2023'te 500 milyar dolarlık ihracat ile dünyanın en büyük 10 ekonomisinden biri olmayı hedefleyen Türkiye; orta vadede ekonomide yapısal dönüşümler gerçekleştirmek, atılımlar yapmak, sorunlarını çözüp başarılarını katlamak için çalışıyor.

Yeni teşvik sistemiyle ülkemizde yüksek teknolojili ürünlerin üretilmesini sağlayacak yatırımlar desteklenecek. Bu çerçevede, otomotiv ana ve yan sanayi kapsamında, motor ve aktarma organları gibi ithalata bağımlı olduğumuz ürünlerin üretimine yönelik yatırımlar, belirlenen kriterleri sağladıkları takdirde, Türkiye'nin hangi bölgesinde yapılırsa yapılsın yüksek destek yoğunluğu ile desteklenecektir.

Dünya ekonomisindeki riskler 2012'de de devam ediyor. Avrupa'daki kriz ve enerji fiyatlarındaki yükselme eğilimi bunların başında geliyor. Fakat Türkiye, üretimi, ihracatı, yatırımı, katma değeri ve istihdamı artırmaya dönük projelere odaklanmıştır. Türkiye, bu yönde yürümeye devam edecektir.

Makamınızın görevleri, sorumlulukları ve projelerini okuyucularımızla paylaşır mısınız?

Bildiğiniz gibi Ekonomi Bakanlığı 637 sayılı KHK ile kuruldu. Daha önceki Dış Ticaret Müsteşarlığı ile Hazine Müsteşarlığına bağlı bulunan Teşvik Uygulama ve Yabancı Sermaye Genel Müdürlüklerinin birleşmesi ile teşvik-üretim-yatırım-ihracat zincirini tek merkezde toplayan bir yapı kurulmuş oldu.

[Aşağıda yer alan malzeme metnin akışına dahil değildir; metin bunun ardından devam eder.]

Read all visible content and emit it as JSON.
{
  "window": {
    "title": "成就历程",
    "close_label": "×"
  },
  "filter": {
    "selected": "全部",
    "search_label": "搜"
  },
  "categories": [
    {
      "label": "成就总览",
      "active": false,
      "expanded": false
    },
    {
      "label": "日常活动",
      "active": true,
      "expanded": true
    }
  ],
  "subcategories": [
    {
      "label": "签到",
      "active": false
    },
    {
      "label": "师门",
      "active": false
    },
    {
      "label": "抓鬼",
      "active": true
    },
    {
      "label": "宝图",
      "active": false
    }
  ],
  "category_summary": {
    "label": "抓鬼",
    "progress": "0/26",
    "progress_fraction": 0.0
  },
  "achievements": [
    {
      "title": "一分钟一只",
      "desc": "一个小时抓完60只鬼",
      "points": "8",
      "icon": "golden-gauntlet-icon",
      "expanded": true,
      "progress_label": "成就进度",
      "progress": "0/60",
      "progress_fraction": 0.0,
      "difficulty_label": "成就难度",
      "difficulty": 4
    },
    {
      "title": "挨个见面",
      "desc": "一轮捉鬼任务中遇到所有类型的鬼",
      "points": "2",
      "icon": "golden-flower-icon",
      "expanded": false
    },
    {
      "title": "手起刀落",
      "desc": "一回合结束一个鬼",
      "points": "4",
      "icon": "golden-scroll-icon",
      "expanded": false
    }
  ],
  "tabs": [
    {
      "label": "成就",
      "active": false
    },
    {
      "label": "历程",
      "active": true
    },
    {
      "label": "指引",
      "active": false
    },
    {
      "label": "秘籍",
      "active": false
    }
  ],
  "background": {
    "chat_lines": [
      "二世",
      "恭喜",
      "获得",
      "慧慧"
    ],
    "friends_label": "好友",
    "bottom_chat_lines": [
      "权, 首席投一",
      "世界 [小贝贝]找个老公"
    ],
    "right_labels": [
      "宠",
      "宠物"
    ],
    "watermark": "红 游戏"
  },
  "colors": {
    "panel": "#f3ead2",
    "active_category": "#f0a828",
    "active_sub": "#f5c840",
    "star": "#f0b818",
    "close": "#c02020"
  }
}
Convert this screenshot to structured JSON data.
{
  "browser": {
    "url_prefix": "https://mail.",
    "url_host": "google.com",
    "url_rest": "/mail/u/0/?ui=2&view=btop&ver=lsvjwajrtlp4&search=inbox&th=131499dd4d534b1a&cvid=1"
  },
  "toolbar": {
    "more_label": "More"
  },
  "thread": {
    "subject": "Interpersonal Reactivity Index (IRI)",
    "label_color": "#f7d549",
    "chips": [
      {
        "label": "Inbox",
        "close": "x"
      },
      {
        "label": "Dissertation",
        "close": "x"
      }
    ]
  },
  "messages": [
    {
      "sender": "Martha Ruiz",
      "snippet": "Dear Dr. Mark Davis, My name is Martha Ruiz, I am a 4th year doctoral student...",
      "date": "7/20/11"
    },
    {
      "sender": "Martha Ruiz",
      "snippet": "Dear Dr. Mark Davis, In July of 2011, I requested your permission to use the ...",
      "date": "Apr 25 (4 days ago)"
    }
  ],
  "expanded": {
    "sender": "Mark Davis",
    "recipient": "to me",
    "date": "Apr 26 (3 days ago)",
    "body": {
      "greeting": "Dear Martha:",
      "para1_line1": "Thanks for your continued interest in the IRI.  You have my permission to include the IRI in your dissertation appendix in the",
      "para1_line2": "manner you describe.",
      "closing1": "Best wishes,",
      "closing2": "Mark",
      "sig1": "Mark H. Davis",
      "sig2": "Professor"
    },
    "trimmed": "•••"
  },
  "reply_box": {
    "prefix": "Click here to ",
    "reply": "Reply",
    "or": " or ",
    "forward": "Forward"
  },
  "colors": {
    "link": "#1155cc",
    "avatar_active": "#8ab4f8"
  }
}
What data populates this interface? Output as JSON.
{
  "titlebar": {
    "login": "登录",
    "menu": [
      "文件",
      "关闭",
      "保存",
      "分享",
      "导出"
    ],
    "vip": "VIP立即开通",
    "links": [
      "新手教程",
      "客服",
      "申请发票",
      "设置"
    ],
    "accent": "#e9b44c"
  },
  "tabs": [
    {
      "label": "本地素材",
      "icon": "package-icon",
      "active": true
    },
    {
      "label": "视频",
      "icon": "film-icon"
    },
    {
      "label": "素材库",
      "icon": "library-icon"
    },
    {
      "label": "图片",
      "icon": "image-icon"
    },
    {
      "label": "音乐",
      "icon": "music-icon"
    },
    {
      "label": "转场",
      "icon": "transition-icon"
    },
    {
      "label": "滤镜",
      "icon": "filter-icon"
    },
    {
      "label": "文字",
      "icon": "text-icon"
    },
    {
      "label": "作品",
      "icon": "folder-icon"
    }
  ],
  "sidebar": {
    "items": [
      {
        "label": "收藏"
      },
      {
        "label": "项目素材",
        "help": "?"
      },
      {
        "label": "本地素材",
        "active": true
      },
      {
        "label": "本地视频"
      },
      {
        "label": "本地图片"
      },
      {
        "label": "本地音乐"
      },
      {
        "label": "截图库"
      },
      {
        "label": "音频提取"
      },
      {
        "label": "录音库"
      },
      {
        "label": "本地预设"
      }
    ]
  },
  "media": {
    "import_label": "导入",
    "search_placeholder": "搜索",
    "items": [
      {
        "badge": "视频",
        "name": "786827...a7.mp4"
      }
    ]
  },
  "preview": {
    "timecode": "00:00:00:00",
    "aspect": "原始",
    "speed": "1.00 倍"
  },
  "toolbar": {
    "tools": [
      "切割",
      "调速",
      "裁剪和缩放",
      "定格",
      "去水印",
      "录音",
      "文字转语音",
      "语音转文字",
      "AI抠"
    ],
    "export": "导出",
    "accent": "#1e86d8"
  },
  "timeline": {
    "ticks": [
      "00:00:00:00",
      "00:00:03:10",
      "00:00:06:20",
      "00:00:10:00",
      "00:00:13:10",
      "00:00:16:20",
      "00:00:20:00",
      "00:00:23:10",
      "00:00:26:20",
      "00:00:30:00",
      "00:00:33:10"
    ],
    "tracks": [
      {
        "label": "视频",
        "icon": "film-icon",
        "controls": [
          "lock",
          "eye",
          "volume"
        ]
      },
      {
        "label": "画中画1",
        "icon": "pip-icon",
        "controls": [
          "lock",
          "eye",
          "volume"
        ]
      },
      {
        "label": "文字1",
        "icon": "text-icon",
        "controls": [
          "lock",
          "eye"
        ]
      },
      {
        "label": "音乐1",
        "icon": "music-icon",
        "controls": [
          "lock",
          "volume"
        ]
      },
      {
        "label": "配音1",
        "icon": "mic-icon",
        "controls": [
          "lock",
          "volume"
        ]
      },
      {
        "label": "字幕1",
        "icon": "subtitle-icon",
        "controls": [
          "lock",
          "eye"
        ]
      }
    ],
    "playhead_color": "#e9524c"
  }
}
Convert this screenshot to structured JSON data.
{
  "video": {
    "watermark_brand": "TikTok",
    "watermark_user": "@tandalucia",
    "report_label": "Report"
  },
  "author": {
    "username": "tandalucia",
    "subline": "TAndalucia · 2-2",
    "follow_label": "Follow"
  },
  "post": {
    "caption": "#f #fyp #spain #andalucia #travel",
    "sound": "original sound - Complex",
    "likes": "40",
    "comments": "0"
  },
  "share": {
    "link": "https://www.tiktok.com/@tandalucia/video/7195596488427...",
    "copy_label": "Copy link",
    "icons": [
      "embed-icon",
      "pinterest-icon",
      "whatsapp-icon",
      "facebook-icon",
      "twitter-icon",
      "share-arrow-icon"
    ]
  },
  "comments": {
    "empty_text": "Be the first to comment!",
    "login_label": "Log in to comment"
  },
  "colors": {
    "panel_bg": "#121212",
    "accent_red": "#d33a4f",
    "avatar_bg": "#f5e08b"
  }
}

Ana çalışma ekseni ekonominin reel tarafının yönetimi olan Ekonomi Bakanlığı'nın, en önemli görevleri arasında dış ticaret politikasının belirlenmesine yardımcı olmak, dış ticaret politikasını yürütmek ve geliştirmek yer alıyor. Ayrıca, ekonomik faaliyetlerimizin dış ticarete dönük olarak yapılandırılmasını ve bu konuda kurumlar arası koordinasyonu sağlamak görevleri de Bakanlığımızın uhdesinde bulunuyor. Bu amaca yönelik olarak uluslararası hizmet ticaretine ilişkin tedbirleri almak, dünya ticaretinden alınan payın artırılmasını ve sürdürülebilir ihracat artışını sağlamak üzere ihracatın pazar ve ürün çeşitliliğini sağlamaya ilişkin önlemleri ve destek yöntemlerini geliştirmek ve uygulamak temel görevlerimiz arasında yer alıyor. İthalatın ülke ekonomisinin yararına gerçekleştirilmesine yönelik tedbirleri almak, ticaret politikası savunma araçlarını uygulamak ve böylece ekonomik programımıza ve hedeflerimize uygun bir ithalat karakterini oluşturmak da Ekonomi Bakanlığı'nın görevi. Bir diğer önemli görevimiz, diğer devletler ve uluslararası kuruluşlarla olan ticari ve ekonomik ilişkileri düzenlemek, yürütmek; bu konularda anlaşmalar yapmak; uluslararası kuruluşların çalışmalarını takip etmek; bu minval üzere dış ticarete dair konularda AB ile ilişkileri ve uyum çalışmalarını yürütmek. Ülkemize yapılacak yatırımların ve yabancı sermayenin ülke yararına katkı sağlaması konusunda gereken tedbirleri almak, bu anlamda yatırım teşviklerinin ülke ekonomisi yararına düzenlenmesini ve uygulanmasını sağlamak; bu konudaki denetimleri yapmak da Bakanlığımızın önemli görevleri arasında bulunuyor.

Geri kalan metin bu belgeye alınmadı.